The K-9 unit, trained to detect drugs, is among the most effective tools employed by the Border Patrol. Photo by Efren Salinas.
FALFURRIAS — The Falfurrias Border Patrol checkpoint, the most effective operation of its kind in the nation, has been so successful at stopping traffickers from moving drugs and immigrants through the area that it has created a new problem: teenagers are doing more of the dirty work and suffering no consequences if they’re caught.
By the end of January, the Falfurrias Checkpoint – famous for seizing 8,800 pounds of drugs from a single vehicle and detaining rapper Lil’ Wayne after marijuana was found on his tour bus – had already seized more than 65,000 pounds of narcotics and detained almost 3,000 undocumented aliens.
The stop employs more than 250 people, second only to the school district in the town of 6,000 people, said Brooks County Judge Raul Ramirez.

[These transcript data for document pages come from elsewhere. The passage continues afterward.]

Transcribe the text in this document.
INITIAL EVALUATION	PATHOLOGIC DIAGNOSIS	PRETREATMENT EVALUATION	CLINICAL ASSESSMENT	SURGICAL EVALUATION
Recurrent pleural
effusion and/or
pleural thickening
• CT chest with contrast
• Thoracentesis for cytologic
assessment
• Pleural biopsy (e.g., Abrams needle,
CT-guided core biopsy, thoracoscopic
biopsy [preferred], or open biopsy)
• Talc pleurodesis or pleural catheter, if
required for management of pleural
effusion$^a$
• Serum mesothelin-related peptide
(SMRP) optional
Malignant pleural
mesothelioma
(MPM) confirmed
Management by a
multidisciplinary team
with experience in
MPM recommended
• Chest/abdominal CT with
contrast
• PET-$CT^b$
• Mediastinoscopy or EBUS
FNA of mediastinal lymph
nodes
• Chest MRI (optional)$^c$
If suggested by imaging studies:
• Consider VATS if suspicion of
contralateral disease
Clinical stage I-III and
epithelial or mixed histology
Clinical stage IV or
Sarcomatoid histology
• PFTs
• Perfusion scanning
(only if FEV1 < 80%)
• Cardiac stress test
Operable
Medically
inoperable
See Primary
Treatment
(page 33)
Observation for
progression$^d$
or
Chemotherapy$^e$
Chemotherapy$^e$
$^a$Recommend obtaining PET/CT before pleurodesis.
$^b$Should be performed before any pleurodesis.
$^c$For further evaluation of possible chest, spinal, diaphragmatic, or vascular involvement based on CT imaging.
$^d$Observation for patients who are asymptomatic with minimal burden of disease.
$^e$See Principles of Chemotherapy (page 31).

The checkpoint, which operates year-round 24 hours a day, is equipped with K-9 units, x-ray scanners and highly trained Border Patrol agents. The land around the checkpoint, mostly ranchland, is also heavily patrolled by agents in trucks, on ATVs and even on horseback. To get around Border Patrol at the checkpoint, illegal traffickers are forced to get creative by hiring juveniles from Brooks County and the rest of South Texas to carry drugs or accompany immigrants through the area.
If Border Patrol agents catch the juveniles, they’re not equipped to deal properly with them, Brooks County Sheriff Rey Rodriguez says.
“They don’t have the facilities or the personnel to do it,” he said, “so they just let them go.”
According to Chief Juvenile Probation Officer Chris Arevalo, a recent case involved a minor who was carrying more than $200,000 worth of cocaine while attempting to cross the checkpoint. He was going to be paid $100 for the job.
“It’s frustrating for us,” Arevalo said, “because if we could detain the kids that are caught at the checkpoint, then maybe we could start to fix the problem.”
Back at the checkpoint, Supervisory Border Patrol Agent Stacey Leal explains that when juveniles are caught either transporting drugs or as undocumented immigrants, the agency does everything in its power to reunite them with their parents or guardians.
This is typically a quick process, as “most of our apprehensions have family within commuting distance,” Leal said. On the rare occurrence that reuniting a minor with his or her guardian takes longer, Leal explained that they are taken from the checkpoint to the nearby Border Patrol station and given a warm meal and comfortable place to wait.
“Behind every child is a parent,” Leal said. “You would want your child treated just as well.”
Enlisting minors for drug trafficking is not unique to the border. The technique, in fact, is employed in various forms across the country, whether it be transporting cocaine in South Texas or selling drugs on the corner of a Los Angeles street block.
Vincent Webb, dean of the College of Criminal Justice at Sam Houston State University in Huntsville, said that the true challenge is removing the incentive for youth. “When you try to come up with alternatives that are non-punitive or positive in nature,” he said, “you are up against some stiff competition money-wise.”
In other words, juveniles can make a lot of money in a short amount of time with minimal effort or fear of consequence. As Webb puts it, “Youth being youth, they are not always good at estimating risks.”
Keeping young adults, who in Brooks County have few options outside of working at a grocery store or in the fast food industry, from falling into illegal activity can be done by involving the entire community, Webb said.
In Falfurrias, Mayor Anna Garcia believes the city must do more to create opportunities for its youth. The city’s first elected female mayor, Gracia speaks about her son’s baseball scholarship and the city’s new skate park with alternating enthusiasm.
Garcia says the community has not always cared for its youth as it should. She points to the skate park, a project initially rejected by civic leaders, as a gesture to the young men and women of Falfurrias that their city is invested in them.
Since her election in 2010, Garcia has also put her efforts into helping the school district’s truancy problem by meeting with at-risk youth.
“Give me five kids,” Garcia said. “I want to talk to them because there might be a reason for their behavior.” Garcia said the children respect the position and take her seriously. “I was always drawn to that population of kids that needed that extra pat on the back,” she said.
Webb, the Sam Houston State professor, advocates this approach. “It is not just a youth problem, not just a criminal justice problem, it is not just a law enforcement problem,” he said. “I would underscore that it is a community problem.”